说罢虾仁笑着看向蒙桓齮,蒙桓齮盯着地图看了片刻,眼睛猛地一亮,心中瞬间通透,明白了虾仁的用意,当下立刻调兵遣将,前往焦作布防,北方秦明两国的大战,一触即发。

就在北方战事将起的复兴八年十一月,西南战场的局势也发生了变化。大西皇帝张献忠,那张蜡黄的长脸上天生带着一股凶气,因此得了个“黄虎”的绰号,他这一生征战,最擅长的就是“以走致敌”,当年反大奉的时候,他曾经率领农民军千里奔袭,克凤阳、焚皇陵、破开县、陷襄阳,靠着远程奔袭、声东击西、里应外合这些战法,不知道打了多少出奇制胜的漂亮仗。

这次面对大汉军队,张献忠亲自带队,凭着多年的征战经验,几次伏击都打了汉军一个措手不及,刘鞅见势不妙,知道一时半刻啃不下这块硬骨头,索性下令撤兵,退守已经拿下的巴州、万州两地,整顿兵马再图进取。

到了复兴八年十二月,坐观成败的许朝皇帝许峰,看出张献忠已经是强弩之末,他为了把李自成这股祸水引向西南,直接割让了紫亭城和玉门关给占据西北的李自成,李自成自然乐见其成,立刻点起大军往西南开来。刘鞅见李自成出兵,也立刻派人送来盟约,汉顺两家结成联盟,东西夹击,一起攻打张献忠的大西国。

复兴九年正月,张献忠拼尽最后的力气,在成都外围摆开阵势,和汉顺联军死战了一场,靠着地形优势暂时打退了联军的进攻,可这一仗打下来,大西军伤亡过半,精锐损失殆尽,再也没有力量组织起像样的抵抗了。

复兴九年二月的蜀地,寒意还没有褪去,西充凤凰山漫山遍野都是枯树衰草,张献忠带着仅剩的几百亲卫逃到了这里,他站在山顶望着南方成都的方向,脸上充满了绝望。

他已经看得清楚,天下之大,已经没有了他张献忠的容身之处,汉顺两家合兵,自己就算再逃,也逃不出他们的手掌心,终究是一条死路。

他转过身,看着身边这些跟着自己出生入死,一路逃到这里的忠心侍卫,枯瘦的手紧紧握住了腰间的佩剑,沉声说道:“我张献忠堂堂大西开国皇帝,岂能死在刀兵之下,落得个身首异处的下场。来人,取白绫来。”

自古乱世之中,普通人死如草芥,而贵族王侯,自有他们认为体面的死法。在这些贵族眼里,被乱刀砍杀而死,是最下等的死法,而三尺白绫了断,全了自身尸首,才是亡国君主最体面的归宿。

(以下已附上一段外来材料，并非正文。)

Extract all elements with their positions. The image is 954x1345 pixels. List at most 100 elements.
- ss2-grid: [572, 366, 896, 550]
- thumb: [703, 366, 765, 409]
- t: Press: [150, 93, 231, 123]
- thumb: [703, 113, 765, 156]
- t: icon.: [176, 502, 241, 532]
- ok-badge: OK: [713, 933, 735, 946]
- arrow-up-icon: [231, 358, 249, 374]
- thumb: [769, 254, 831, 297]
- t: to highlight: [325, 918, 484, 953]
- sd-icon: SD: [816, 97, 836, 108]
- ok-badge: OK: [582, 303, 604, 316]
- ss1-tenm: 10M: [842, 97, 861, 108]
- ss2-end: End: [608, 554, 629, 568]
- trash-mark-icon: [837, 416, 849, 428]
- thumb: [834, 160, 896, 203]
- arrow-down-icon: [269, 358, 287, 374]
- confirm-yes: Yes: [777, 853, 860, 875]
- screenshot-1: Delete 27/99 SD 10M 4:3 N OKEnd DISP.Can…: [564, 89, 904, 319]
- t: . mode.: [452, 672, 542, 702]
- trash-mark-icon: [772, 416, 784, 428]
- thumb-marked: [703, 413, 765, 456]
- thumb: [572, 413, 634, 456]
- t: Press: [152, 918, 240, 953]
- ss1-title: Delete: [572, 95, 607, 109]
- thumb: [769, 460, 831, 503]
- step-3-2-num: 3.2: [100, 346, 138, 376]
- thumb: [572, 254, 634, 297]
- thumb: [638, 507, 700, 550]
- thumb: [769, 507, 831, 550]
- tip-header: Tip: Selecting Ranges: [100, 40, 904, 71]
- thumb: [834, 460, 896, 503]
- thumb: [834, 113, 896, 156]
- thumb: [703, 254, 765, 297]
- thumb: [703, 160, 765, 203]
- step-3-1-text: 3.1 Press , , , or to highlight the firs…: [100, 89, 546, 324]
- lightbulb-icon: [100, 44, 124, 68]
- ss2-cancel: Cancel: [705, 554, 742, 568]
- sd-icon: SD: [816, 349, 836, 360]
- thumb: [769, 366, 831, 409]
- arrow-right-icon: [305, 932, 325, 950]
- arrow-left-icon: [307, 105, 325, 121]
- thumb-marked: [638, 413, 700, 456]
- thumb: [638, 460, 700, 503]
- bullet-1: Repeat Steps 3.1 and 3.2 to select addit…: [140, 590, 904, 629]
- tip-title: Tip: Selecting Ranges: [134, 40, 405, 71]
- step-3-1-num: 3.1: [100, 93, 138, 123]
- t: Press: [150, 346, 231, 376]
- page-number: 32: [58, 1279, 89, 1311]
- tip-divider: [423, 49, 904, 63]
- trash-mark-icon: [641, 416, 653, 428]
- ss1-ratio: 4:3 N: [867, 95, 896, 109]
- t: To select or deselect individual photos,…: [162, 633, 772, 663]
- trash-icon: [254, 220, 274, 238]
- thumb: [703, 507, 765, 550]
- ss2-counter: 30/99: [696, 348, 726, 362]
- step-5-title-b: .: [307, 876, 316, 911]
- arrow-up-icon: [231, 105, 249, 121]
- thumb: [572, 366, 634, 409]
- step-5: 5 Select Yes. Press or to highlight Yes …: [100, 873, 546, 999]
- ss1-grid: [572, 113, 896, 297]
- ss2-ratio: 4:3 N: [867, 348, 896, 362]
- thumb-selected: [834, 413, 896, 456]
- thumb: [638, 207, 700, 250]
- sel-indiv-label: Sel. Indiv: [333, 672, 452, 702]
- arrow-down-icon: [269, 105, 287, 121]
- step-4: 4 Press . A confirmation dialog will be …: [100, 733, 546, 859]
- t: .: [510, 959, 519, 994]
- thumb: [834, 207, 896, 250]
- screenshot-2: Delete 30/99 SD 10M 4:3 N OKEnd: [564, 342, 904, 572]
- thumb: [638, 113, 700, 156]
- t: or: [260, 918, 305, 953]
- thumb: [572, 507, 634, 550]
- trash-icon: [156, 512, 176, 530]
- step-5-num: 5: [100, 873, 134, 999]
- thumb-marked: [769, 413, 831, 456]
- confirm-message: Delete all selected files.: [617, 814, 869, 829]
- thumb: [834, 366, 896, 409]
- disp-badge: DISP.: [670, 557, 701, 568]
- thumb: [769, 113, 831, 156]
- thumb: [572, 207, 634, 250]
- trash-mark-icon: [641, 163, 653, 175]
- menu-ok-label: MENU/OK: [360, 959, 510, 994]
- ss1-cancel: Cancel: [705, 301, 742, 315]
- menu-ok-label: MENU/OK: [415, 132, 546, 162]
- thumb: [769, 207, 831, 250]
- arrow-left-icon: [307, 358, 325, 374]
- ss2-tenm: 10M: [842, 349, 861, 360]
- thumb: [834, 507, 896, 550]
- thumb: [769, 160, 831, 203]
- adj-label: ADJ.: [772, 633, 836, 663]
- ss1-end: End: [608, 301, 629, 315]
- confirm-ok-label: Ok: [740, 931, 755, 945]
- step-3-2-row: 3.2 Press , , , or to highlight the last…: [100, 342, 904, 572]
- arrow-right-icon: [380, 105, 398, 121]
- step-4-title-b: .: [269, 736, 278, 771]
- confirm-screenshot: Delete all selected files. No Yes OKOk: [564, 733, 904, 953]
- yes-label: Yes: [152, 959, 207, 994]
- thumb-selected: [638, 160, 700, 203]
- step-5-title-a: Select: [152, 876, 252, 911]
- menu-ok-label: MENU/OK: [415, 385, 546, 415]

跟着他的侍卫们都明白,皇帝已经存了死志,可事到如今,没有人能劝,也没有人敢劝——张献忠哪怕穷途末路,依旧是大西皇帝,他有权利选择自己的死法。

没多时,随行的老太监颤抖着双手,捧着一匹洗得发白的三尺白绫,一步步走到张献忠面前,跪倒在地,垂着头不敢说话。

人之将死,其言也善。到了这个时候,张献忠反而看开了,这么多年打打杀杀,手上沾满了鲜血,到今天这一步,也算是报应。他看着眼前这群跟着自己的人,轻轻摆了摆手,声音沙哑地说道:“我活了大半辈子,该享的福享了,该当的皇帝也当了,今天这个结局,我认了。你们跟着我这么多年,也算尽了心,愿意投降的,就收拾东西去降了,留一条活路,不愿意降的,拿上带出来的珍宝,找个地方隐姓埋名过日子去吧,都走吧,不用陪着我死。”

说罢他挥手将所有人都赶下了山,自己转身走进了山顶那间废弃的道观之中。没过多久,山里传出一声畅快淋漓的大笑,笑声响彻山谷,随后便归于寂静,再也没有了声息。

约莫半个时辰之后,李自成带着大军清缴完了山下的残余反抗势力,一步步登上了凤凰山,包围了这座小小的山庙。士兵们冲进去搜了一圈,出来回报说找到了张献忠的尸体,已经吊死在了房梁之上。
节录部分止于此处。